My p00v00ted mind











{June 20, 2006}  

"What have you done??!!"

I jumped guiltily and turned around slowly. Gulping, I looked up and into the eyes of fire. Beads of perspiration were already appearing on my forehead. Big, shiny ones. Some of them agreed to form a conglomeration by meeting and joining up together. I felt a stream of sweat down the back of my neck.

"What? What did I do?" All the while looking away into the distance. Refusing to look at her after that first look. Holding my book in front of me, I kept a safe distance from her, in case she suddenly had violent tendencies.

No answer. I couldn't help it, snuck a peek at her and "WHAM" my book slammed on to the floor. "Oooowwww!!! What kind of book is this? Why is it so hard and heavy?" She blew on her hand, all the time staring at me accusingly.

"Erm.. well, I don't settle for light reading.." I gave a slight sheepish smile, hoping this will crack her up so much that she would forget what she came here for. Or at least smile back. Or laugh with me. Or anything. But no, I don't even get "anything".

Still huffing and puffing on her hand, she kicked the book aside and brought up a chair to sit beside me. Close. Too close.

"Look, Jo, I didn't mean to scare you. You know I care about you right?" Silence. "RIGHT?" I nodded my head quickly. "Since you know, then… hey sit closer I want to tell you something."

Isn't it close enough already? But I shifted my chair a little. Actually the chair didn't move at all. I just shifted my butt a little, hoping it will seem I'm closer to her.

"No, closer Jo."

Hmm. Sounds serious. I scooted my chair closer for real this time and leaned towards her. "Yeah?"

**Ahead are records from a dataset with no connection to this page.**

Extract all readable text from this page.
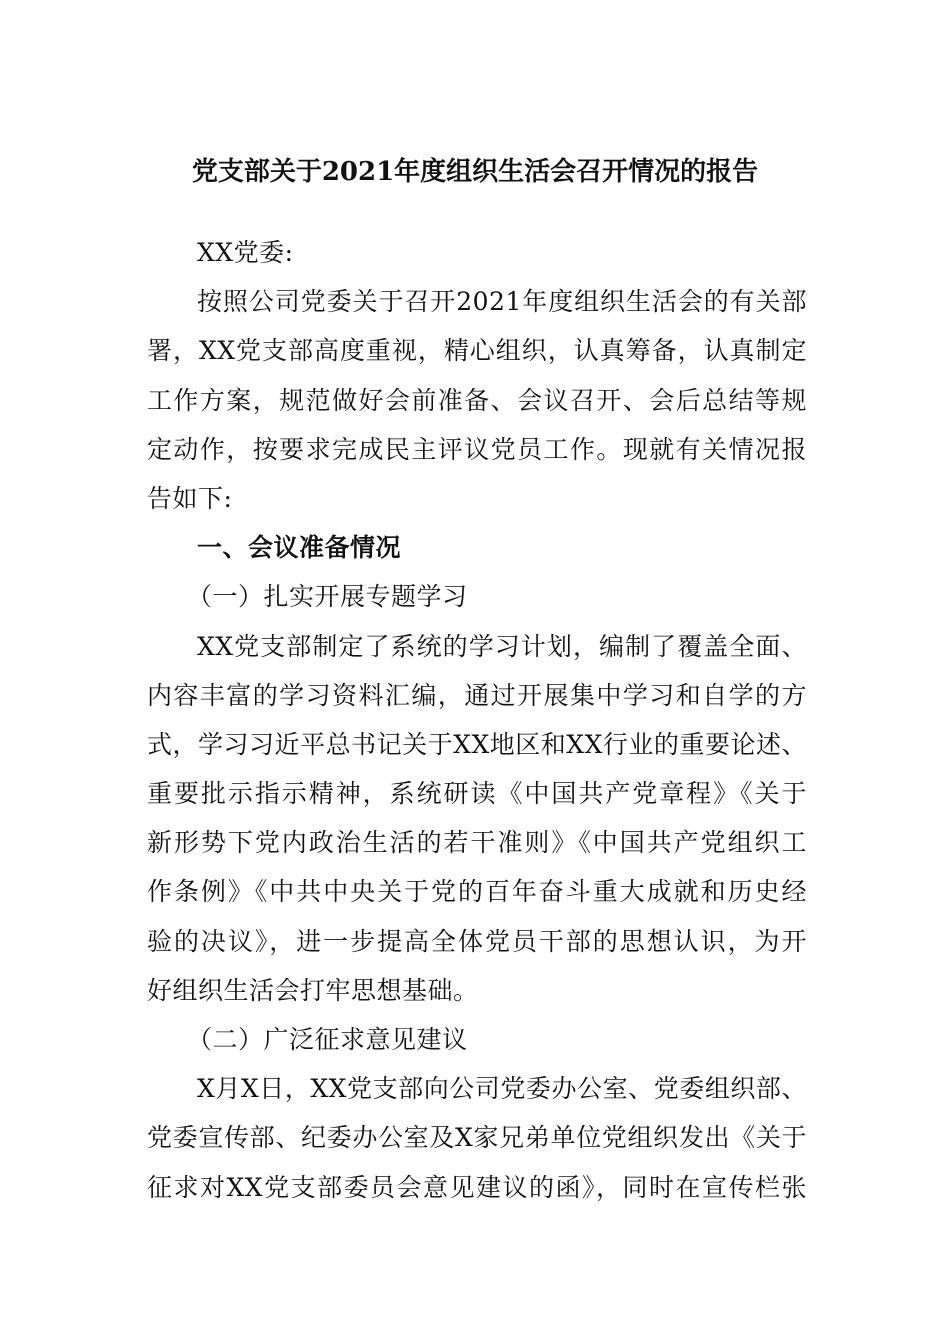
党支部关于2021年度组织生活会召开情况的报告
XX党委:
按照公司党委关于召开2021年度组织生活会的有关部
署，XX党支部高度重视，精心组织，认真筹备，认真制定
工作方案，规范做好会前准备、会议召开、会后总结等规
定动作，按要求完成民主评议党员工作。现就有关情况报
告如下:
一、会议准备情况
（一）扎实开展专题学习
XX党支部制定了系统的学习计划，编制了覆盖全面、
内容丰富的学习资料汇编，通过开展集中学习和自学的方
式，学习习近平总书记关于XX地区和XX行业的重要论述、
重要批示指示精神，系统研读《中国共产党章程》《关于
新形势下党内政治生活的若干准则》《中国共产党组织工
作条例》《中共中央关于党的百年奋斗重大成就和历史经
验的决议》，进一步提高全体党员干部的思想认识，为开
好组织生活会打牢思想基础。
（二）广泛征求意见建议
X月X日，XX党支部向公司党委办公室、党委组织部、
党委宣传部、纪委办公室及X家兄弟单位党组织发出《关于
征求对XX党支部委员会意见建议的函》，同时在宣传栏张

"Since you know I care about you so much… WHY THE HECK DID YOU OFFEND HIM??"

Ouch. My ears hurt. I reached up and covered them. Pushing my chair to the other end of the table, I looked at her straight in the eye and said, "I didn't know what I say would offend him. In fact I prepared the questions beforehand, you know that. Anyway you have seen those questions yourself. You didn't say anything then."

Fire danced in her eyes. Smoke puffed out from her nose. "You must have asked him other questions not in the list right? Admit it."

"Well.. I just went with the flow. Asked him stuff that he mentioned himself. I just wanted him to expand on them a little more." I spoke softer and softer. Down to a whisper.

"Hmm. Expand eh? Well, you'll be glad to know he expanded on them well all right. Too well. You were even asked questions in the end and you didn't know how to answer. In fact, he put through those questions to you so well that you won't really be needed anymore. He will take your place in the future."

!!!

Time stopped. Everyone stopped moving. Like a standstill in a movie. Everything became a blur to me.

"Why don't you WAKE UP your idea, Jo? Why don't you WAKE UP? Why don't..WAKE UP? WAKE UP! WAKE UP LAH!!"

"Whaa…?" I rubbed my eyes and looked up into the eyes of fire. 

"You don't need to work is it? It's already 8am. Wake up lah!" My mom turned and sashayed out the room.

Sigh. Another day. Another long day. 



{June 15, 2006}   What can I say..

What can I say when you spend time with me?

What can I say when you say I look nice?

What can I say when I make you sad?

What can I say when you make me sad?

What can I say when you are tired yet you are here with me?

What can I say when you come over to meet me?

What can I say when you spend much money on me?

What can I say when you are there everytime I complain about my situation now?

What can I say when I receive the support I'm looking for everytime I start to gripe about things?

What can I say when I sense the concern you have for me?

 _______________________________________

I can't really say anything because I feel as if I don't deserve anything you have done for me.

But what I can do is….

I'll be there for you, I promise.



{June 9, 2006}   A world of my own

She was kinda against me, but I actually respect her for that. I don’t feel the least bit angry, maybe a little sad, but that’s not because of what she said, but because I did what I did that made her against me.

 I wish there is a world of my own, a world where there are no arguments, no fights, no scams and absolutely no hatred. Disliking someone takes up so much of my energy that I don’t feel the need to hate them anymore. I’m exhausted enough just trying to channel my time in things that I need and want to get done in one day, I don’t have the extra energy to hate anyone anymore. I used to think that if someone has done me wrong, I will hate him/her forever, or at least til I straighten my thoughts out. Now, I don’t want to bear grudges anymore. It’s useless, trying to dislike someone and using my energy to form wicked thoughts about that person. I’d much rather spend my time and energy on people and things I like.